Worse yet, Pakistan has provided direct military and intelligence aid to both groups, resulting in the deaths of U.S. soldiers, Afghan security personnel, and civilians, plus significant destabilization of Afghanistan.
Pakistan has long been a difficult and disruptive neighbor to Afghanistan, cultivating radical groups within Afghanistan as proxies. It has augmented Afghanistan’s instability by providing intelligence, weapons, and protection to the Taliban and the Haqqani network. But years of U.S. pressure on Islamabad, alternating with economic aid and efforts to forge a strategic partnership—have failed to induce Pakistan to change.
Indeed,suspension of military aid to Pakistanand enlisting the country as terror sponsor is the most directly available coercive tool to persuade the country to give up arming the militants and destabilizing Afghanistan.

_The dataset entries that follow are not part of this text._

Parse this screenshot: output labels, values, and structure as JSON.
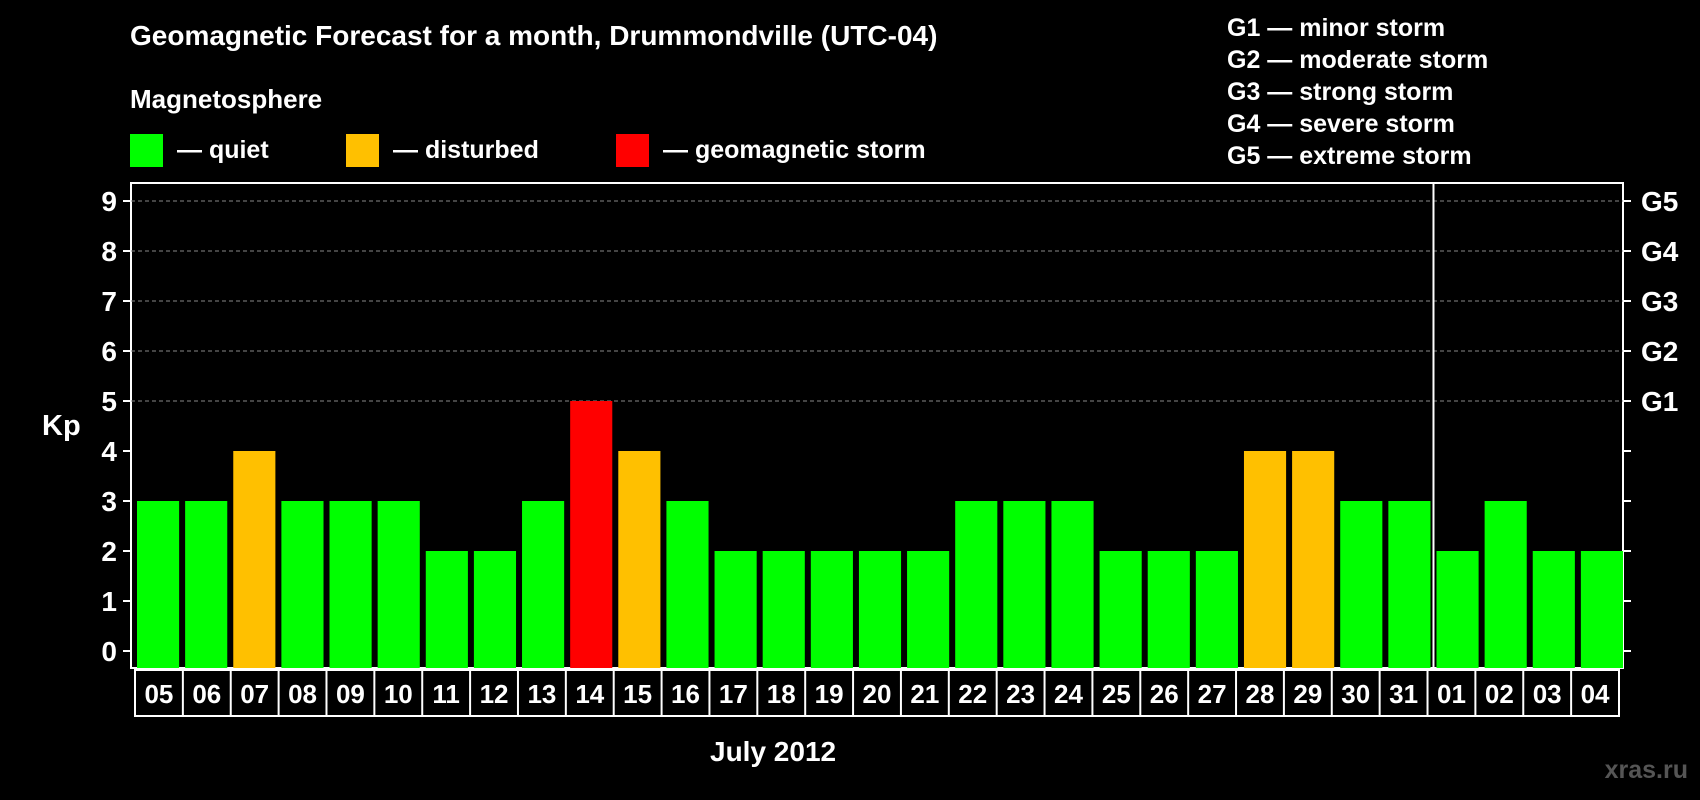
{
  "chart_data": {
    "type": "bar",
    "title": "Geomagnetic Forecast for a month, Drummondville (UTC-04)",
    "subtitle": "Magnetosphere",
    "xlabel": "July 2012",
    "ylabel": "Kp",
    "ylim": [
      0,
      9
    ],
    "yticks": [
      "0",
      "1",
      "2",
      "3",
      "4",
      "5",
      "6",
      "7",
      "8",
      "9"
    ],
    "right_axis_labels": [
      {
        "kp": 5,
        "label": "G1"
      },
      {
        "kp": 6,
        "label": "G2"
      },
      {
        "kp": 7,
        "label": "G3"
      },
      {
        "kp": 8,
        "label": "G4"
      },
      {
        "kp": 9,
        "label": "G5"
      }
    ],
    "categories": [
      "05",
      "06",
      "07",
      "08",
      "09",
      "10",
      "11",
      "12",
      "13",
      "14",
      "15",
      "16",
      "17",
      "18",
      "19",
      "20",
      "21",
      "22",
      "23",
      "24",
      "25",
      "26",
      "27",
      "28",
      "29",
      "30",
      "31",
      "01",
      "02",
      "03",
      "04"
    ],
    "values": [
      3,
      3,
      4,
      3,
      3,
      3,
      2,
      2,
      3,
      5,
      4,
      3,
      2,
      2,
      2,
      2,
      2,
      3,
      3,
      3,
      2,
      2,
      2,
      4,
      4,
      3,
      3,
      2,
      3,
      2,
      2
    ],
    "month_divider_after": "31",
    "status_colors": {
      "quiet": "#00ff00",
      "disturbed": "#ffc000",
      "storm": "#ff0000"
    },
    "legend": [
      {
        "label": "— quiet",
        "color": "#00ff00"
      },
      {
        "label": "— disturbed",
        "color": "#ffc000"
      },
      {
        "label": "— geomagnetic storm",
        "color": "#ff0000"
      }
    ],
    "g_scale": [
      "G1 — minor storm",
      "G2 — moderate storm",
      "G3 — strong storm",
      "G4 — severe storm",
      "G5 — extreme storm"
    ],
    "grid": "dashed at Kp 5-9"
  },
  "watermark": "xras.ru"
}
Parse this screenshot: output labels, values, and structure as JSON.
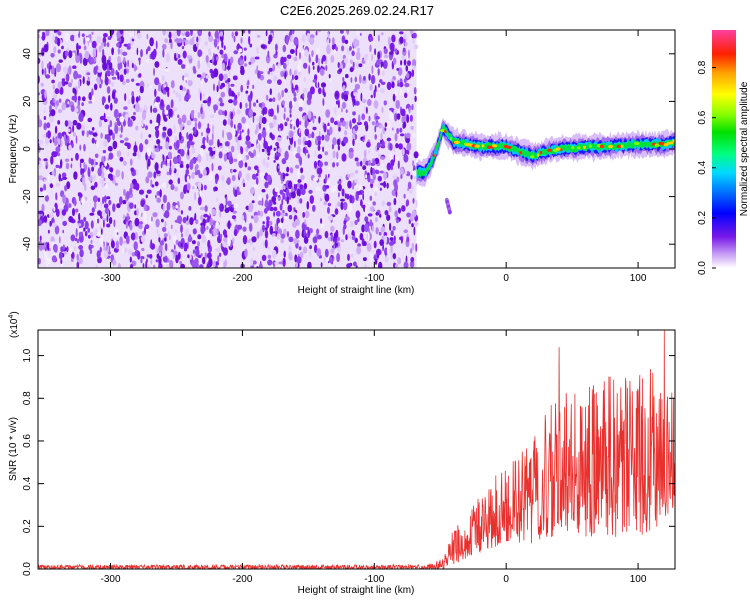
{
  "title": "C2E6.2025.269.02.24.R17",
  "chart_data": [
    {
      "type": "heatmap",
      "xlabel": "Height of straight line (km)",
      "ylabel": "Frequency (Hz)",
      "xlim": [
        -355,
        128
      ],
      "ylim": [
        -50,
        50
      ],
      "x_ticks": [
        -300,
        -200,
        -100,
        0,
        100
      ],
      "y_ticks": [
        -40,
        -20,
        0,
        20,
        40
      ],
      "colorbar": {
        "label": "Normalized spectral amplitude",
        "range": [
          0,
          0.95
        ],
        "ticks": [
          0.0,
          0.2,
          0.4,
          0.6,
          0.8
        ]
      },
      "noise_region_x": [
        -355,
        -68
      ],
      "signal_track": [
        {
          "x": -68,
          "y": -10
        },
        {
          "x": -62,
          "y": -10
        },
        {
          "x": -57,
          "y": -6
        },
        {
          "x": -52,
          "y": 1
        },
        {
          "x": -48,
          "y": 9
        },
        {
          "x": -44,
          "y": 6
        },
        {
          "x": -40,
          "y": 3
        },
        {
          "x": -30,
          "y": 2
        },
        {
          "x": -20,
          "y": 1
        },
        {
          "x": -10,
          "y": 1
        },
        {
          "x": 0,
          "y": 1
        },
        {
          "x": 5,
          "y": 0
        },
        {
          "x": 10,
          "y": -1
        },
        {
          "x": 15,
          "y": -2
        },
        {
          "x": 20,
          "y": -3
        },
        {
          "x": 25,
          "y": -2
        },
        {
          "x": 30,
          "y": -1
        },
        {
          "x": 40,
          "y": 0
        },
        {
          "x": 60,
          "y": 1
        },
        {
          "x": 80,
          "y": 1
        },
        {
          "x": 100,
          "y": 2
        },
        {
          "x": 120,
          "y": 2
        },
        {
          "x": 128,
          "y": 3
        }
      ],
      "secondary_feature": {
        "x": -45,
        "y": -24
      }
    },
    {
      "type": "line",
      "xlabel": "Height of straight line (km)",
      "ylabel": "SNR (10 * v/v)",
      "y_scale_label": "(x10",
      "y_scale_exponent": "4",
      "y_scale_close": ")",
      "xlim": [
        -355,
        128
      ],
      "ylim": [
        0,
        1.12
      ],
      "x_ticks": [
        -300,
        -200,
        -100,
        0,
        100
      ],
      "y_ticks": [
        0.0,
        0.2,
        0.4,
        0.6,
        0.8,
        1.0
      ],
      "envelope": [
        {
          "x": -355,
          "low": 0.0,
          "high": 0.02
        },
        {
          "x": -60,
          "low": 0.0,
          "high": 0.02
        },
        {
          "x": -48,
          "low": 0.0,
          "high": 0.05
        },
        {
          "x": -40,
          "low": 0.02,
          "high": 0.2
        },
        {
          "x": -30,
          "low": 0.05,
          "high": 0.25
        },
        {
          "x": -20,
          "low": 0.08,
          "high": 0.35
        },
        {
          "x": -10,
          "low": 0.1,
          "high": 0.45
        },
        {
          "x": 0,
          "low": 0.12,
          "high": 0.5
        },
        {
          "x": 10,
          "low": 0.12,
          "high": 0.55
        },
        {
          "x": 20,
          "low": 0.12,
          "high": 0.6
        },
        {
          "x": 30,
          "low": 0.15,
          "high": 0.75
        },
        {
          "x": 50,
          "low": 0.15,
          "high": 0.85
        },
        {
          "x": 75,
          "low": 0.15,
          "high": 0.9
        },
        {
          "x": 100,
          "low": 0.15,
          "high": 0.92
        },
        {
          "x": 115,
          "low": 0.2,
          "high": 0.95
        },
        {
          "x": 128,
          "low": 0.3,
          "high": 0.8
        }
      ],
      "peaks": [
        {
          "x": 40,
          "y": 1.04
        },
        {
          "x": 120,
          "y": 1.12
        },
        {
          "x": 128,
          "y": 0.8
        }
      ],
      "color": "#e8302c"
    }
  ]
}
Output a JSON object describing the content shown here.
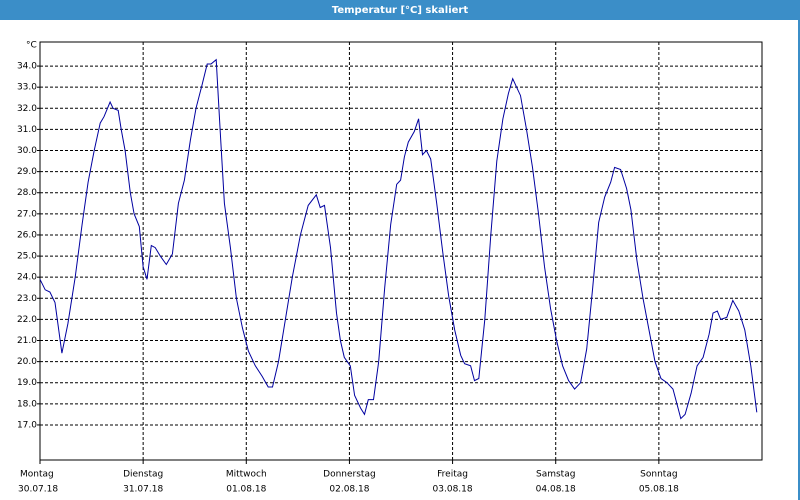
{
  "chart_data": {
    "type": "line",
    "title": "Temperatur [°C] skaliert",
    "y_unit": "°C",
    "x": [
      0,
      1.2,
      2.3,
      3.5,
      5.1,
      6.5,
      8.2,
      9.8,
      11.2,
      12.6,
      14,
      14.9,
      16.3,
      17,
      18.2,
      18.9,
      19.8,
      21,
      21.9,
      23.1,
      24,
      24.9,
      25.9,
      26.8,
      28,
      29.4,
      30.8,
      32.2,
      33.6,
      35,
      36.3,
      37.7,
      38.9,
      39.8,
      41,
      41.9,
      42.9,
      44.3,
      45.7,
      47.1,
      48.5,
      50.1,
      51.7,
      53.1,
      54.1,
      55.5,
      57.1,
      58.7,
      60.6,
      62.4,
      64.3,
      65.2,
      66.2,
      67.6,
      69,
      69.9,
      70.8,
      72.2,
      73.2,
      74.6,
      75.5,
      76.4,
      77.6,
      78.8,
      80.2,
      81.6,
      83,
      83.9,
      84.8,
      85.7,
      87.1,
      88.1,
      89,
      89.9,
      90.9,
      92.3,
      93.7,
      95.1,
      96.5,
      97.9,
      98.8,
      100.2,
      101.1,
      102.1,
      103.5,
      104.9,
      106.3,
      107.7,
      109,
      110,
      110.9,
      111.8,
      113.2,
      114.6,
      116,
      117.4,
      118.8,
      120.2,
      121.6,
      123,
      124.4,
      125.8,
      127.2,
      128.6,
      130,
      131.4,
      132.8,
      133.7,
      135.1,
      136.5,
      137.5,
      138.9,
      140.3,
      141.7,
      143.1,
      144.5,
      145.9,
      147.3,
      148.2,
      149.1,
      150.1,
      151.5,
      152.9,
      154.3,
      155.7,
      156.6,
      157.6,
      158.4,
      159.8,
      161.2,
      162.6,
      164,
      165.4,
      166.8
    ],
    "series": [
      {
        "name": "Temperatur",
        "color": "#0000a0",
        "values": [
          23.9,
          23.4,
          23.3,
          22.8,
          20.4,
          21.8,
          24,
          26.5,
          28.5,
          30,
          31.3,
          31.6,
          32.3,
          32,
          31.9,
          31,
          30,
          28,
          27,
          26.4,
          24.5,
          23.9,
          25.5,
          25.4,
          25,
          24.6,
          25.1,
          27.5,
          28.6,
          30.5,
          32,
          33.1,
          34.1,
          34.1,
          34.3,
          31,
          27.5,
          25.4,
          23,
          21.6,
          20.5,
          19.8,
          19.3,
          18.8,
          18.8,
          20,
          22,
          24,
          26,
          27.4,
          27.9,
          27.3,
          27.4,
          25.4,
          22.3,
          21,
          20.2,
          19.8,
          18.4,
          17.8,
          17.5,
          18.2,
          18.2,
          20,
          23.5,
          26.5,
          28.4,
          28.6,
          29.7,
          30.4,
          30.9,
          31.5,
          29.8,
          30,
          29.6,
          27.5,
          25.2,
          23.1,
          21.5,
          20.3,
          19.9,
          19.8,
          19.1,
          19.2,
          22,
          26,
          29.5,
          31.5,
          32.7,
          33.4,
          33,
          32.6,
          31,
          29.2,
          27,
          24.5,
          22.5,
          21,
          19.8,
          19.1,
          18.7,
          19,
          20.6,
          23.5,
          26.6,
          27.8,
          28.5,
          29.2,
          29.1,
          28.2,
          27.2,
          24.8,
          23,
          21.5,
          20,
          19.2,
          19,
          18.7,
          18,
          17.3,
          17.5,
          18.5,
          19.8,
          20.2,
          21.3,
          22.3,
          22.4,
          22,
          22.1,
          22.9,
          22.4,
          21.5,
          19.8,
          17.6
        ]
      }
    ],
    "xlim": [
      0,
      168
    ],
    "xticks": [
      {
        "value": 0,
        "label": "Montag"
      },
      {
        "value": 24,
        "label": "Dienstag"
      },
      {
        "value": 48,
        "label": "Mittwoch"
      },
      {
        "value": 72,
        "label": "Donnerstag"
      },
      {
        "value": 96,
        "label": "Freitag"
      },
      {
        "value": 120,
        "label": "Samstag"
      },
      {
        "value": 144,
        "label": "Sonntag"
      }
    ],
    "xtick_dates": [
      "30.07.18",
      "31.07.18",
      "01.08.18",
      "02.08.18",
      "03.08.18",
      "04.08.18",
      "05.08.18"
    ],
    "ylim": [
      15.34,
      35.14
    ],
    "yticks": [
      {
        "value": 17,
        "label": "17.0"
      },
      {
        "value": 18,
        "label": "18.0"
      },
      {
        "value": 19,
        "label": "19.0"
      },
      {
        "value": 20,
        "label": "20.0"
      },
      {
        "value": 21,
        "label": "21.0"
      },
      {
        "value": 22,
        "label": "22.0"
      },
      {
        "value": 23,
        "label": "23.0"
      },
      {
        "value": 24,
        "label": "24.0"
      },
      {
        "value": 25,
        "label": "25.0"
      },
      {
        "value": 26,
        "label": "26.0"
      },
      {
        "value": 27,
        "label": "27.0"
      },
      {
        "value": 28,
        "label": "28.0"
      },
      {
        "value": 29,
        "label": "29.0"
      },
      {
        "value": 30,
        "label": "30.0"
      },
      {
        "value": 31,
        "label": "31.0"
      },
      {
        "value": 32,
        "label": "32.0"
      },
      {
        "value": 33,
        "label": "33.0"
      },
      {
        "value": 34,
        "label": "34.0"
      }
    ],
    "grid": true
  }
}
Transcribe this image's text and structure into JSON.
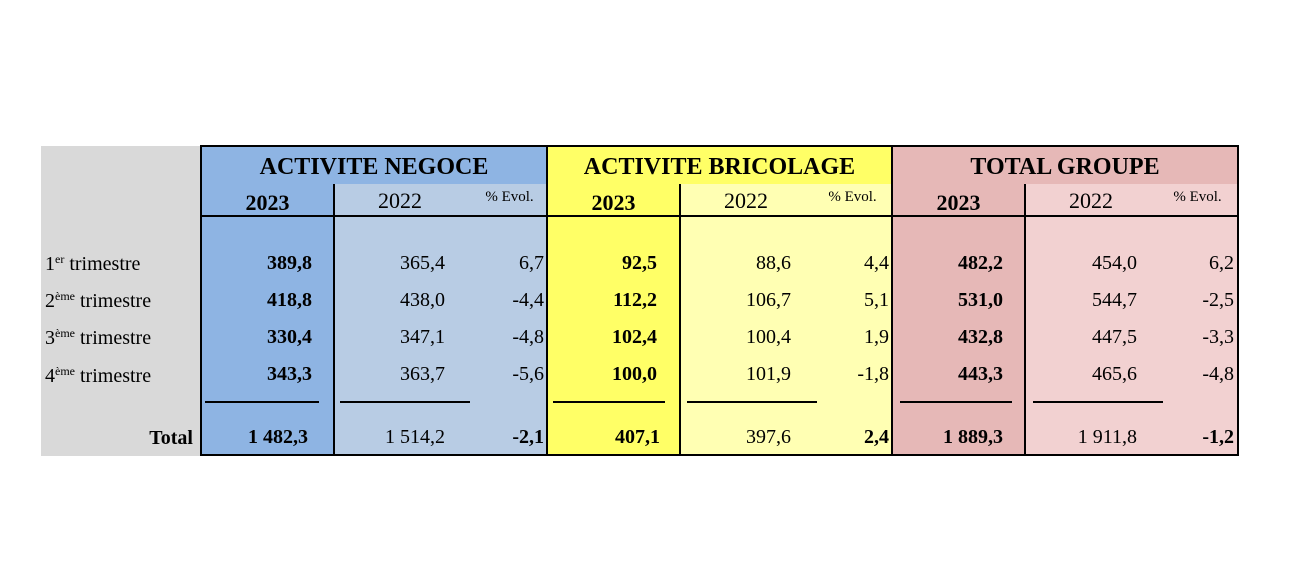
{
  "sections": [
    {
      "title": "ACTIVITE NEGOCE",
      "years": [
        "2023",
        "2022"
      ],
      "evol_label": "% Evol."
    },
    {
      "title": "ACTIVITE BRICOLAGE",
      "years": [
        "2023",
        "2022"
      ],
      "evol_label": "% Evol."
    },
    {
      "title": "TOTAL GROUPE",
      "years": [
        "2023",
        "2022"
      ],
      "evol_label": "% Evol."
    }
  ],
  "rows": [
    {
      "num": "1",
      "sup": "er",
      "label": "trimestre",
      "values": [
        "389,8",
        "365,4",
        "6,7",
        "92,5",
        "88,6",
        "4,4",
        "482,2",
        "454,0",
        "6,2"
      ]
    },
    {
      "num": "2",
      "sup": "ème",
      "label": "trimestre",
      "values": [
        "418,8",
        "438,0",
        "-4,4",
        "112,2",
        "106,7",
        "5,1",
        "531,0",
        "544,7",
        "-2,5"
      ]
    },
    {
      "num": "3",
      "sup": "ème",
      "label": "trimestre",
      "values": [
        "330,4",
        "347,1",
        "-4,8",
        "102,4",
        "100,4",
        "1,9",
        "432,8",
        "447,5",
        "-3,3"
      ]
    },
    {
      "num": "4",
      "sup": "ème",
      "label": "trimestre",
      "values": [
        "343,3",
        "363,7",
        "-5,6",
        "100,0",
        "101,9",
        "-1,8",
        "443,3",
        "465,6",
        "-4,8"
      ]
    }
  ],
  "total": {
    "label": "Total",
    "values": [
      "1 482,3",
      "1 514,2",
      "-2,1",
      "407,1",
      "397,6",
      "2,4",
      "1 889,3",
      "1 911,8",
      "-1,2"
    ]
  },
  "colors": {
    "label_bg": "#d9d9d9",
    "negoce_2023": "#8eb4e3",
    "negoce_light": "#b8cce4",
    "brico_2023": "#ffff66",
    "brico_light": "#ffffb3",
    "groupe_2023": "#e6b8b7",
    "groupe_light": "#f2d1d1"
  }
}
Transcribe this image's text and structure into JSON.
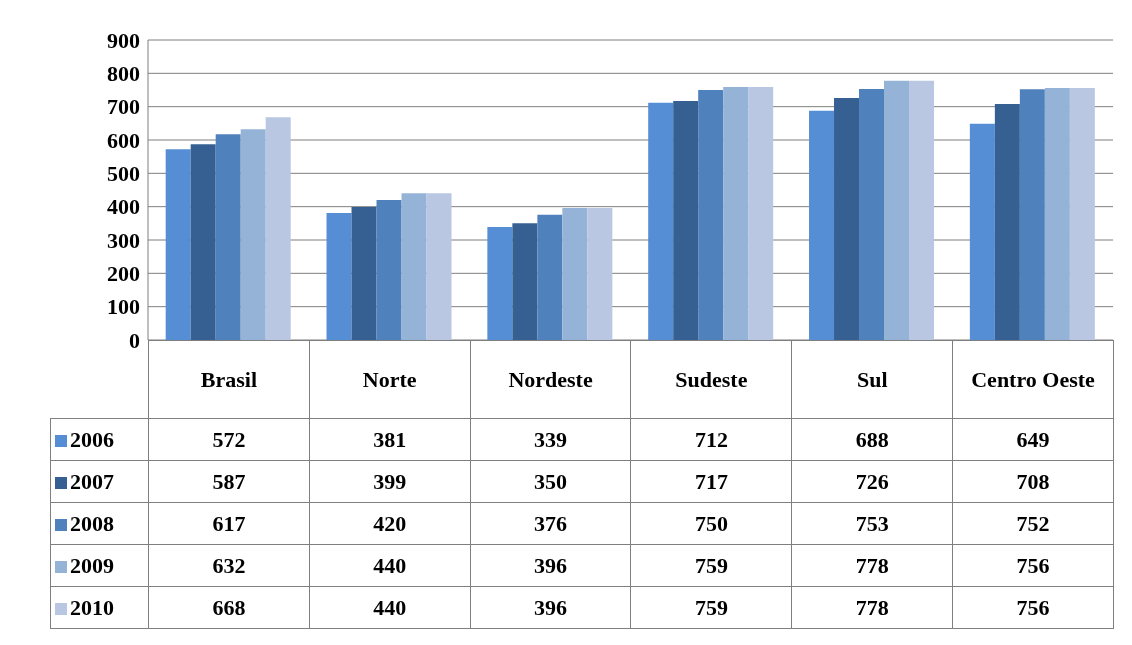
{
  "chart_data": {
    "type": "bar",
    "categories": [
      "Brasil",
      "Norte",
      "Nordeste",
      "Sudeste",
      "Sul",
      "Centro Oeste"
    ],
    "series": [
      {
        "name": "2006",
        "color": "#558ed5",
        "values": [
          572,
          381,
          339,
          712,
          688,
          649
        ]
      },
      {
        "name": "2007",
        "color": "#376092",
        "values": [
          587,
          399,
          350,
          717,
          726,
          708
        ]
      },
      {
        "name": "2008",
        "color": "#4f81bd",
        "values": [
          617,
          420,
          376,
          750,
          753,
          752
        ]
      },
      {
        "name": "2009",
        "color": "#95b3d7",
        "values": [
          632,
          440,
          396,
          759,
          778,
          756
        ]
      },
      {
        "name": "2010",
        "color": "#b9c7e3",
        "values": [
          668,
          440,
          396,
          759,
          778,
          756
        ]
      }
    ],
    "ylim": [
      0,
      900
    ],
    "yticks": [
      0,
      100,
      200,
      300,
      400,
      500,
      600,
      700,
      800,
      900
    ],
    "grid": "y",
    "legend": "bottom",
    "data_labels": true
  }
}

Pakistan has sought to head off its inclusion on the list by amending its anti-terrorism laws and by taking over organizations controlled by Hafiz Saeed, a Pakistan-based Islamist accused by the United States and India of being behind 2008 militant attacks on the Indian city of Mumbai in which 166 people were killed.
If Pakistan wants to be delisted from the terror list and avoid future sanctions, the country must truly cooperate with Afghanistan and the international community, including the US and close the sanctuaries of Taliban and Haqqani network and stop supporting them.
The terrorist grouping not only threats Afghans, but also the people of Pakistan and the whole region. Attacks that take place in Pakistan is due to the result of the wrong policies of Pakistan government that thinks instability in Afghanistan is in their benefit.
Pakistani officials are requested to walk along with Afghans and the international community in the path towards peace and friendship.